May 13, 2016
It simply defies all common-sense that families who lose a loved one or that a person who becomes permanently disabled would be forced to reach into their pocket and pay the IRS taxes on student loans that have already been forgiven as the result of such a life-changing event. But not only is that current law, it’s also the exact situation that hundreds of thousands of people across the country find themselves in today – including a family in Maine who first made me aware of this terrible problem.
Donald and Nora Brennen are Topsham residents and Navy veterans. Their son, Keegan, passed away unexpectedly in 2012 from a non-traumatic brain aneurysm. Keegan was a promising young artist who had recently graduated from the New Hampshire Institute of Art, and had used federal and private student loans to finance his education. And while both the federal government and the private lender forgave the outstanding balances on Keegan’s loans, as is often common practice now, the IRS notified the Brennens that the federal tax code treats their forgiven debt as taxable income.
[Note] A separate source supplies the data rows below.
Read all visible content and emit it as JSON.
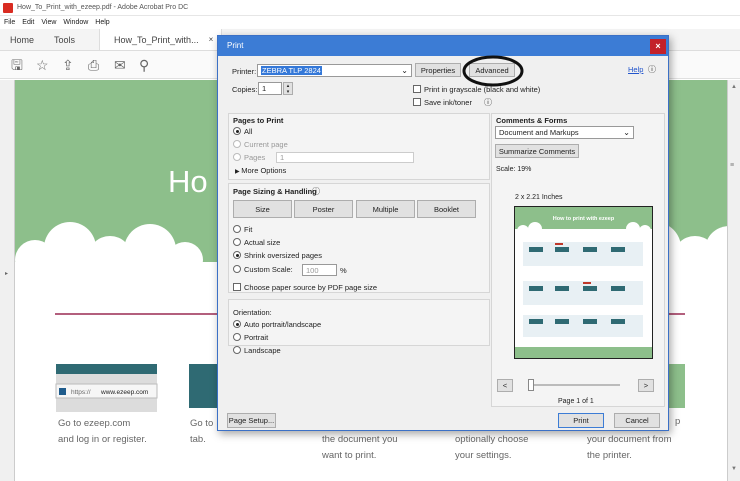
{
  "window": {
    "title": "How_To_Print_with_ezeep.pdf - Adobe Acrobat Pro DC"
  },
  "menu": [
    "File",
    "Edit",
    "View",
    "Window",
    "Help"
  ],
  "tabs": {
    "home": "Home",
    "tools": "Tools",
    "document": "How_To_Print_with...",
    "close": "×"
  },
  "document": {
    "heading_partial": "Ho",
    "url_text": "www.ezeep.com",
    "url_prefix": "https://",
    "steps": [
      {
        "line1": "Go to ezeep.com",
        "line2": "and log in or register."
      },
      {
        "line1": "Go to",
        "line2": "tab."
      },
      {
        "line1": "the document you",
        "line2": "want to print."
      },
      {
        "line1": "optionally choose",
        "line2": "your settings."
      },
      {
        "line1": "your document from",
        "line2": "the printer."
      }
    ],
    "step5_partial_top": "p"
  },
  "dialog": {
    "title": "Print",
    "close": "×",
    "printer_label": "Printer:",
    "printer_value": "ZEBRA TLP 2824",
    "properties": "Properties",
    "advanced": "Advanced",
    "help": "Help",
    "copies_label": "Copies:",
    "copies_value": "1",
    "grayscale": "Print in grayscale (black and white)",
    "save_ink": "Save ink/toner",
    "pages_to_print": "Pages to Print",
    "all": "All",
    "current_page": "Current page",
    "pages": "Pages",
    "pages_value": "1",
    "more_options": "More Options",
    "sizing_heading": "Page Sizing & Handling",
    "size_tabs": [
      "Size",
      "Poster",
      "Multiple",
      "Booklet"
    ],
    "fit": "Fit",
    "actual_size": "Actual size",
    "shrink": "Shrink oversized pages",
    "custom_scale": "Custom Scale:",
    "custom_scale_value": "100",
    "percent": "%",
    "paper_source": "Choose paper source by PDF page size",
    "orientation": "Orientation:",
    "auto": "Auto portrait/landscape",
    "portrait": "Portrait",
    "landscape": "Landscape",
    "comments_heading": "Comments & Forms",
    "comments_value": "Document and Markups",
    "summarize": "Summarize Comments",
    "scale": "Scale: 19%",
    "preview_size": "2 x 2.21 Inches",
    "preview_title": "How to print with ezeep",
    "prev": "<",
    "next": ">",
    "page_of": "Page 1 of 1",
    "page_setup": "Page Setup...",
    "print": "Print",
    "cancel": "Cancel"
  }
}
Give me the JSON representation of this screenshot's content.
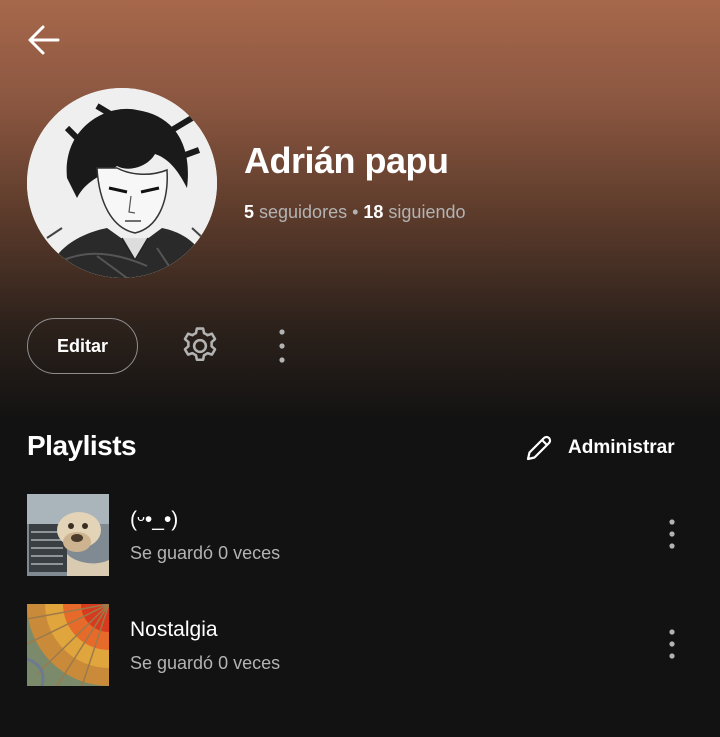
{
  "profile": {
    "name": "Adrián papu",
    "followers_count": "5",
    "followers_label": " seguidores • ",
    "following_count": "18",
    "following_label": " siguiendo"
  },
  "actions": {
    "edit_label": "Editar"
  },
  "playlists_section": {
    "title": "Playlists",
    "manage_label": "Administrar",
    "items": [
      {
        "title": "(ᵕ•_•)",
        "subtitle": "Se guardó 0 veces"
      },
      {
        "title": "Nostalgia",
        "subtitle": "Se guardó 0 veces"
      }
    ]
  },
  "colors": {
    "header_gradient_top": "#a7684b",
    "background": "#121212",
    "secondary_text": "#b3b3b3"
  },
  "icons": [
    "arrow-left-icon",
    "gear-icon",
    "more-vertical-icon",
    "pencil-icon"
  ]
}
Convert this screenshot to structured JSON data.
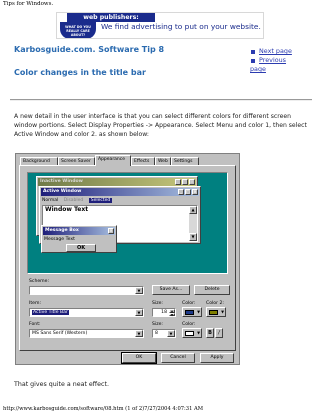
{
  "document": {
    "title": "Tips for Windows.",
    "footer": "http://www.karbosguide.com/software/08.htm (1 of 2)7/27/2004 4:07:31 AM"
  },
  "ad": {
    "headline": "web publishers:",
    "tagline": "We find advertising to put on your website.",
    "badge": "WHAT DO YOU REALLY CARE ABOUT?"
  },
  "page": {
    "tip_heading": "Karbosguide.com. Software Tip 8",
    "sub_heading": "Color changes in the title bar",
    "nav": {
      "next": "Next page",
      "previous": "Previous",
      "previous_cont": "page"
    },
    "body": "A new detail in the user interface is that you can select different colors for different screen window portions. Select Display Properties -> Appearance. Select Menu and color 1, then select Active Window and color 2. as shown below:",
    "closing": "That gives quite a neat effect."
  },
  "dialog": {
    "tabs": [
      "Background",
      "Screen Saver",
      "Appearance",
      "Effects",
      "Web",
      "Settings"
    ],
    "active_tab": "Appearance",
    "preview": {
      "inactive_title": "Inactive Window",
      "active_title": "Active Window",
      "menu_normal": "Normal",
      "menu_disabled": "Disabled",
      "menu_selected": "Selected",
      "window_text": "Window Text",
      "msgbox_title": "Message Box",
      "msgbox_text": "Message Text",
      "ok": "OK"
    },
    "scheme_label": "Scheme:",
    "scheme_value": "",
    "save_as": "Save As...",
    "delete": "Delete",
    "item_label": "Item:",
    "item_value": "Active Title Bar",
    "size_label": "Size:",
    "size_value": "18",
    "color_label": "Color:",
    "color2_label": "Color 2:",
    "font_label": "Font:",
    "font_value": "MS Sans Serif (Western)",
    "font_size_label": "Size:",
    "font_size_value": "8",
    "font_color_label": "Color:",
    "bold": "B",
    "italic": "/",
    "ok_button": "OK",
    "cancel_button": "Cancel",
    "apply_button": "Apply",
    "colors": {
      "color1": "#1e3a8a",
      "color2": "#808000",
      "font_color": "#ffffff"
    }
  }
}
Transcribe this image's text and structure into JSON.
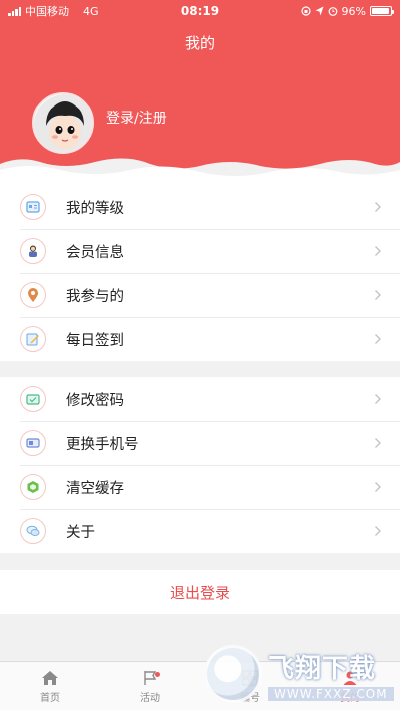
{
  "status_bar": {
    "carrier": "中国移动",
    "network": "4G",
    "time": "08:19",
    "battery": "96%",
    "battery_level": 0.96
  },
  "header": {
    "title": "我的",
    "login_text": "登录/注册"
  },
  "menu_group_1": [
    {
      "label": "我的等级",
      "icon": "level-card-icon"
    },
    {
      "label": "会员信息",
      "icon": "member-person-icon"
    },
    {
      "label": "我参与的",
      "icon": "location-pin-icon"
    },
    {
      "label": "每日签到",
      "icon": "sign-in-pencil-icon"
    }
  ],
  "menu_group_2": [
    {
      "label": "修改密码",
      "icon": "password-icon"
    },
    {
      "label": "更换手机号",
      "icon": "phone-card-icon"
    },
    {
      "label": "清空缓存",
      "icon": "clear-cache-icon"
    },
    {
      "label": "关于",
      "icon": "about-chat-icon"
    }
  ],
  "logout_label": "退出登录",
  "tabbar": {
    "tabs": [
      {
        "label": "首页",
        "icon": "home-icon"
      },
      {
        "label": "活动",
        "icon": "flag-icon"
      },
      {
        "label": "编号",
        "icon": "grid-icon"
      },
      {
        "label": "我的",
        "icon": "profile-icon"
      }
    ],
    "active_index": 3
  },
  "watermark": {
    "big": "飞翔下载",
    "small": "WWW.FXXZ.COM"
  },
  "colors": {
    "primary": "#f05858",
    "logout_text": "#e94d4d",
    "background": "#f1f1f1"
  }
}
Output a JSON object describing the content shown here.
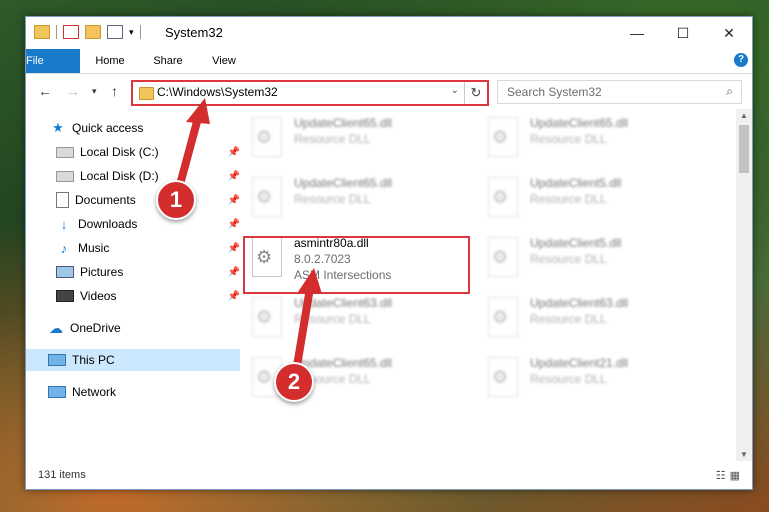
{
  "window": {
    "title": "System32"
  },
  "ribbon": {
    "tabs": [
      "File",
      "Home",
      "Share",
      "View"
    ],
    "help": "?"
  },
  "address": {
    "path": "C:\\Windows\\System32"
  },
  "search": {
    "placeholder": "Search System32"
  },
  "nav": {
    "quick_access": "Quick access",
    "items": [
      "Local Disk (C:)",
      "Local Disk (D:)",
      "Documents",
      "Downloads",
      "Music",
      "Pictures",
      "Videos"
    ],
    "onedrive": "OneDrive",
    "this_pc": "This PC",
    "network": "Network"
  },
  "files": {
    "highlighted": {
      "name": "asmintr80a.dll",
      "version": "8.0.2.7023",
      "description": "ASM Intersections"
    },
    "blurred": [
      {
        "name": "UpdateClient65.dll",
        "desc": "Resource DLL"
      },
      {
        "name": "UpdateClient65.dll",
        "desc": "Resource DLL"
      },
      {
        "name": "UpdateClient65.dll",
        "desc": "Resource DLL"
      },
      {
        "name": "UpdateClient5.dll",
        "desc": "Resource DLL"
      },
      {
        "name": "UpdateClient5.dll",
        "desc": "Resource DLL"
      },
      {
        "name": "UpdateClient63.dll",
        "desc": "Resource DLL"
      },
      {
        "name": "UpdateClient63.dll",
        "desc": "Resource DLL"
      },
      {
        "name": "UpdateClient65.dll",
        "desc": "Resource DLL"
      },
      {
        "name": "UpdateClient21.dll",
        "desc": "Resource DLL"
      }
    ]
  },
  "status": {
    "count": "131 items"
  },
  "callouts": {
    "one": "1",
    "two": "2"
  },
  "colors": {
    "accent": "#1979ca",
    "highlight": "#d9363e",
    "callout": "#d32d2d"
  }
}
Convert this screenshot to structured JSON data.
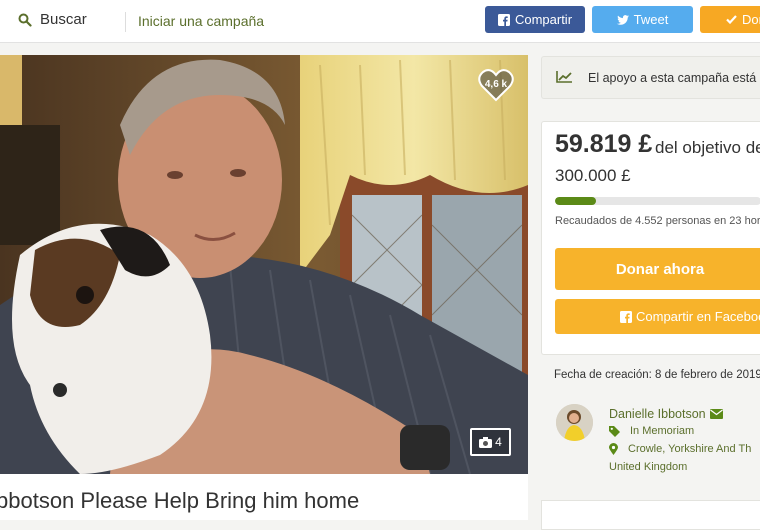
{
  "header": {
    "search_label": "Buscar",
    "start_campaign": "Iniciar una campaña",
    "share_button": "Compartir",
    "tweet_button": "Tweet",
    "donate_button": "Don"
  },
  "hero": {
    "likes": "4,6 k",
    "photo_count": "4",
    "title": "bbotson Please Help Bring him home"
  },
  "sidebar": {
    "status_text": "El apoyo a esta campaña está c",
    "raised": "59.819 £",
    "of_goal": "del objetivo de",
    "goal": "300.000 £",
    "progress_fraction": 0.2,
    "backers": "Recaudados de 4.552 personas en 23 hor",
    "donate_now": "Donar ahora",
    "share_facebook": "Compartir en Faceboo",
    "created": "Fecha de creación: 8 de febrero de 2019",
    "organizer": {
      "name": "Danielle Ibbotson",
      "category": "In Memoriam",
      "location_line1": "Crowle, Yorkshire And Th",
      "location_line2": "United Kingdom"
    }
  },
  "colors": {
    "facebook": "#3b5998",
    "twitter": "#55acee",
    "donate": "#f7b32b",
    "progress": "#5b8a17",
    "brand_green": "#5b6f2c"
  }
}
As a result, the IRS presented the Brennens with a tax bill totaling in the thousands of dollars. This shocking burden presented a devastating financial blow to the family while they were already grieving the loss of their son. The Brennens are now on a repayment plan with the IRS and have had to dip into their 401(k), and I think it’s simply unconscionable that they’ve had to go through this nightmare while dealing with the loss of their son. That’s why it’s time for this tax to go.
Earlier this spring, I joined together with a bipartisan group of my colleagues – including Senators Rob Portman (R-Ohio) and Chris Coons (D-Del.) – to introduce the Stop Taxing Death and Disability Act. Our bill would prevent forgiven federal student loans, such as those forgiven following the death of a child or onset of a permanent disability, from being counted as taxable income by the IRS, thus saving parents like the Brennens from an additional burden during an already trying time. The legislation would also expand the existing circumstances that qualify someone for loan forgiveness, allowing parents whose child becomes permanently disabled to have loans that they cosigned forgiven by the government as well.
If there is any silver lining here, it’s that the Brennens have been able to raise awareness and help inspire federal legislation to address the problem. Fixing this unfair tax policy is not only common sense, it’s just the right thing to do. I hope we can act on this bill soon so that no one else in Maine or across the country has to go through this senseless – and useless – pain.